Beitrag von DocNobbi » Mo 7. Feb 2011, 17:48

Das Hypogäum von Malta

aus der Sicht Erich von Dänikens

Südöstlich von Valletta, in Saflieni, ganz nahe der 12.000-Einwohner-Stadt Paola, verblüfft das Hal-Saflieni Hypogäum. Hypogäum kommt aus dem Griechischen und bedeutet "unterirdischer Raum" (hypo = unter, gaia = Erde). In der Fachliteratur steht der Begriff Hypogäum für unterirdische gewölbte Grabräume und Kultstätten.
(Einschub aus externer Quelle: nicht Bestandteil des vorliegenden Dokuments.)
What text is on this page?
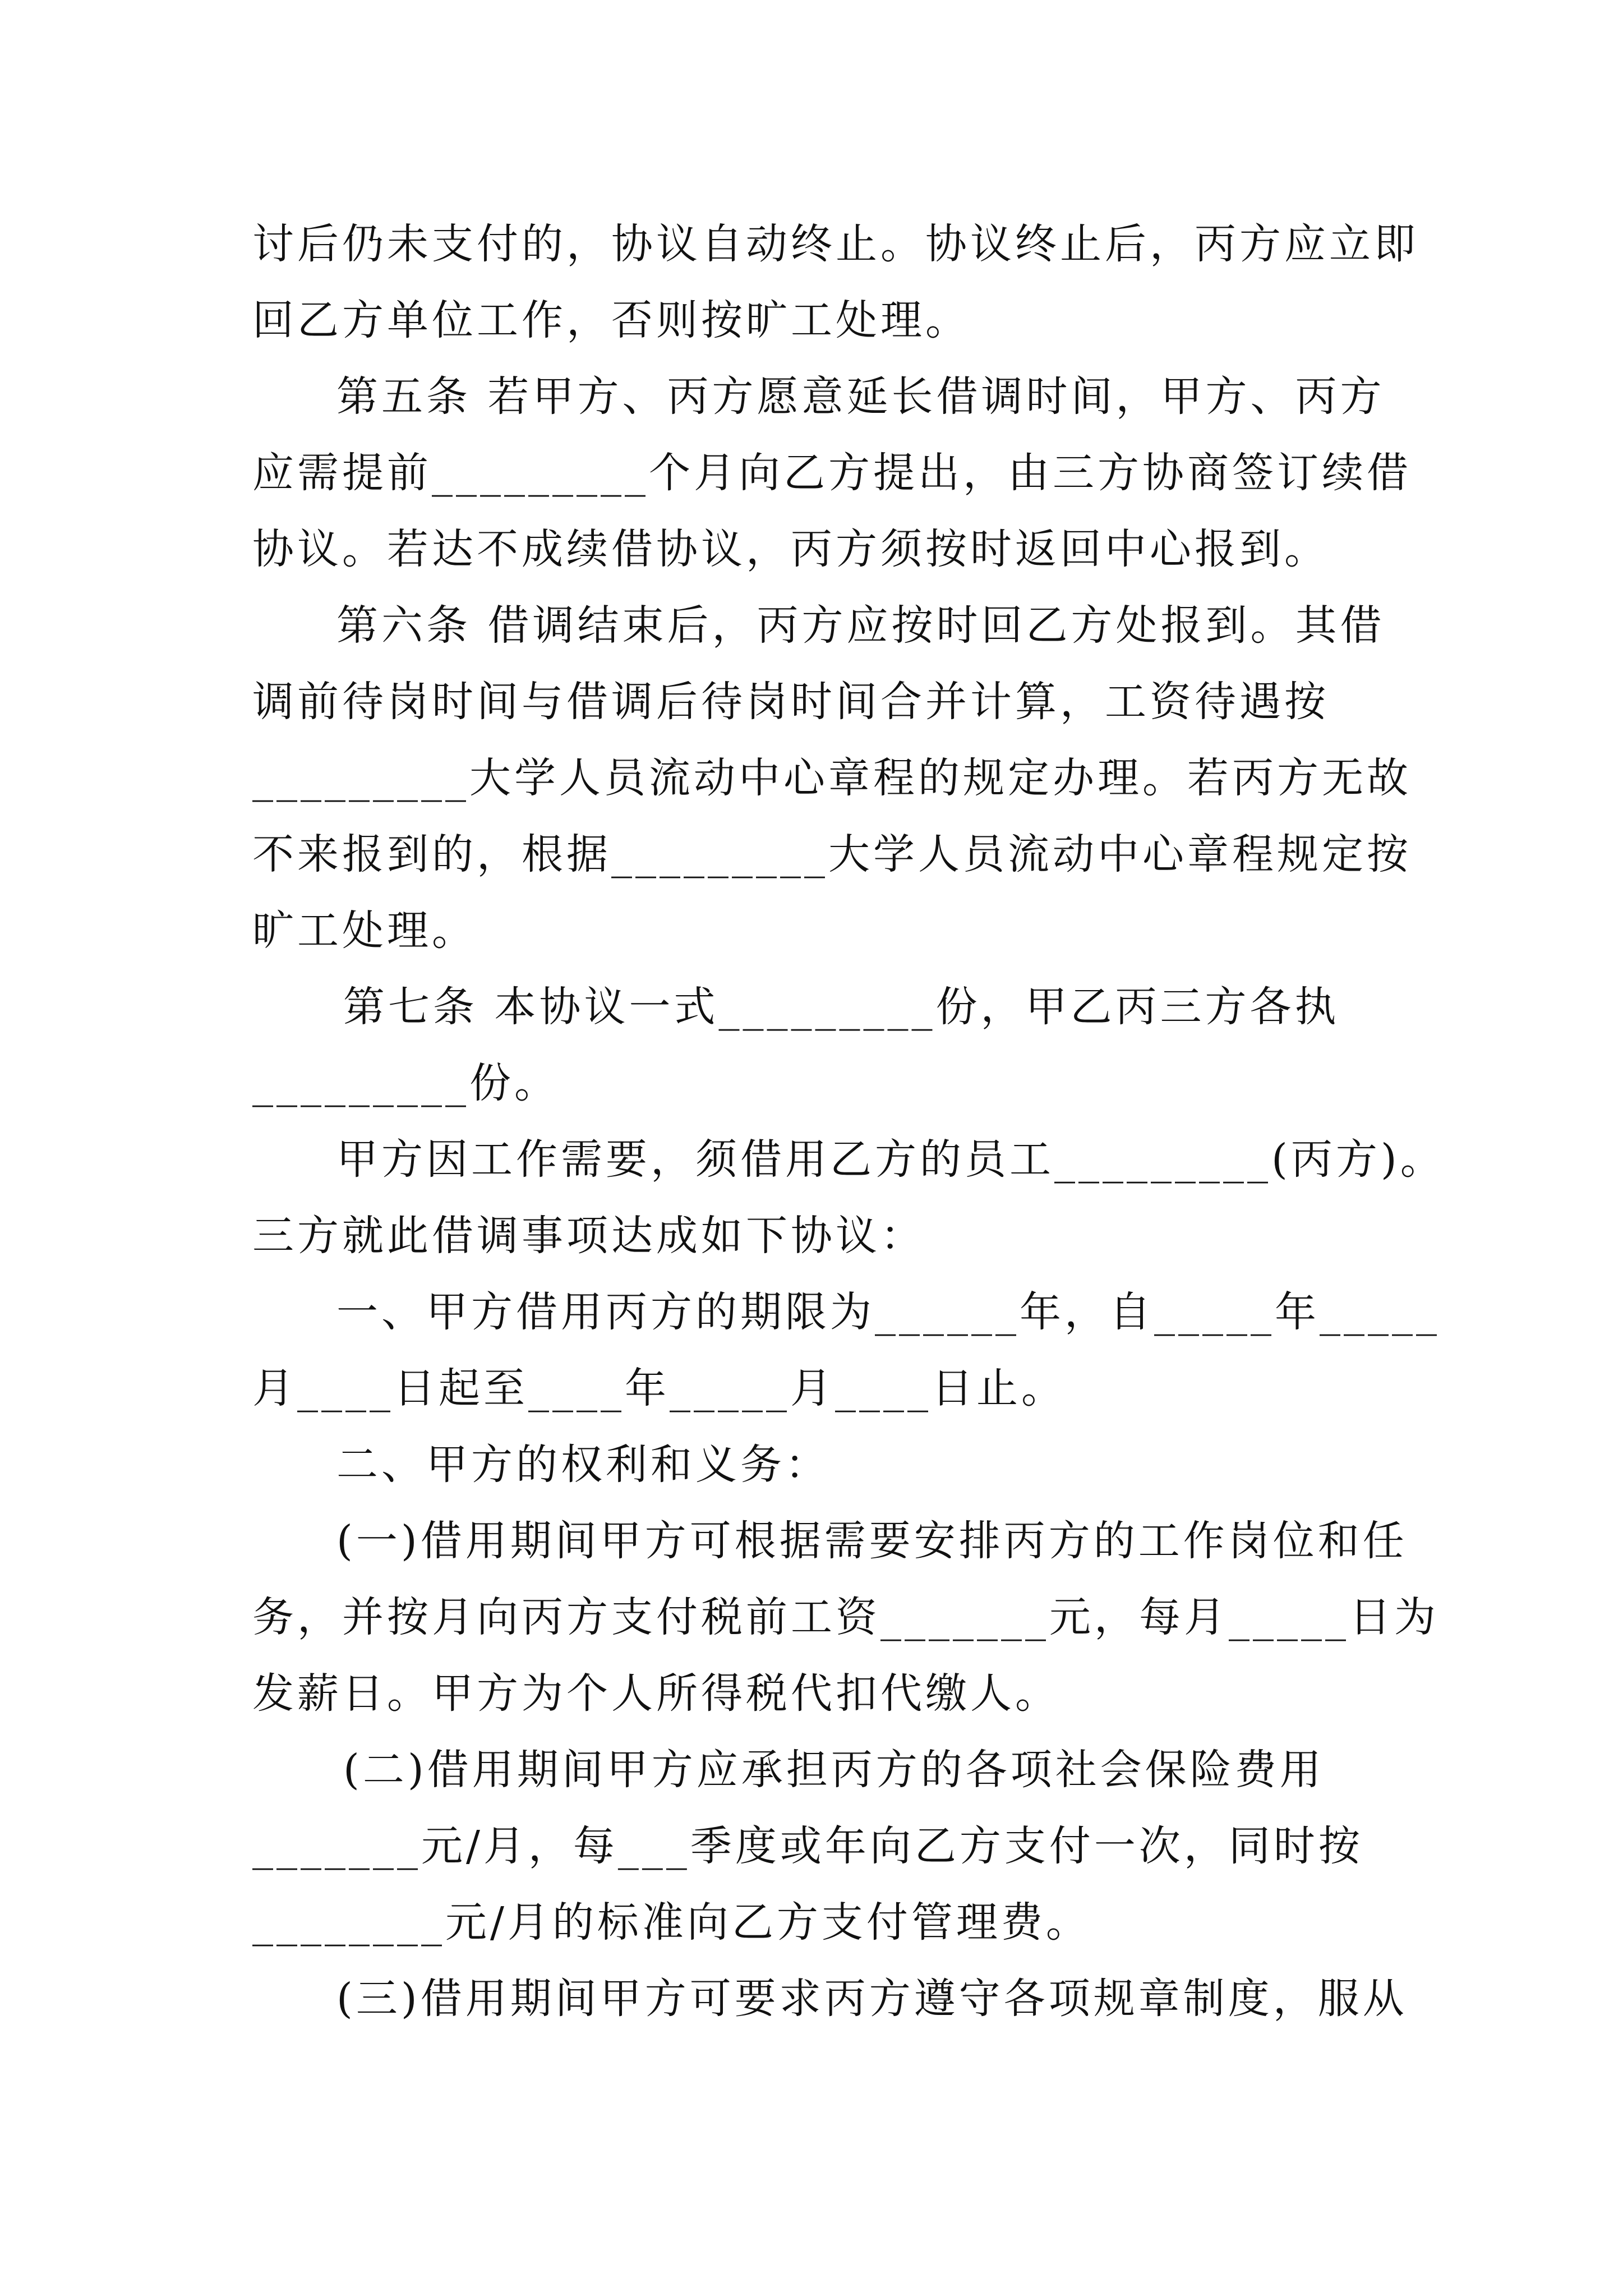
讨后仍未支付的，协议自动终止。协议终止后，丙方应立即
回乙方单位工作，否则按旷工处理。
第五条 若甲方、丙方愿意延长借调时间，甲方、丙方
应需提前_________个月向乙方提出，由三方协商签订续借
协议。若达不成续借协议，丙方须按时返回中心报到。
第六条 借调结束后，丙方应按时回乙方处报到。其借
调前待岗时间与借调后待岗时间合并计算，工资待遇按
_________大学人员流动中心章程的规定办理。若丙方无故
不来报到的，根据_________大学人员流动中心章程规定按
旷工处理。
第七条 本协议一式_________份，甲乙丙三方各执
_________份。
甲方因工作需要，须借用乙方的员工_________(丙方)。
三方就此借调事项达成如下协议：
一、甲方借用丙方的期限为______年，自_____年_____
月____日起至____年_____月____日止。
二、甲方的权利和义务：
(一)借用期间甲方可根据需要安排丙方的工作岗位和任
务，并按月向丙方支付税前工资_______元，每月_____日为
发薪日。甲方为个人所得税代扣代缴人。
(二)借用期间甲方应承担丙方的各项社会保险费用
_______元/月，每___季度或年向乙方支付一次，同时按
________元/月的标准向乙方支付管理费。
(三)借用期间甲方可要求丙方遵守各项规章制度，服从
Das Haus, durch das man zu den unterirdischen Anlagen findet, unterscheidet sich von den anderen in der Straßenzeile durch ein wuchtiges Tor aus vier rechteckigen Säulen, auf denen schwere steinerne Balken ruhen. An der Wand eine Marmortafel: HALSAFLIENI PREHISTORIC HYPOGEUM. (...)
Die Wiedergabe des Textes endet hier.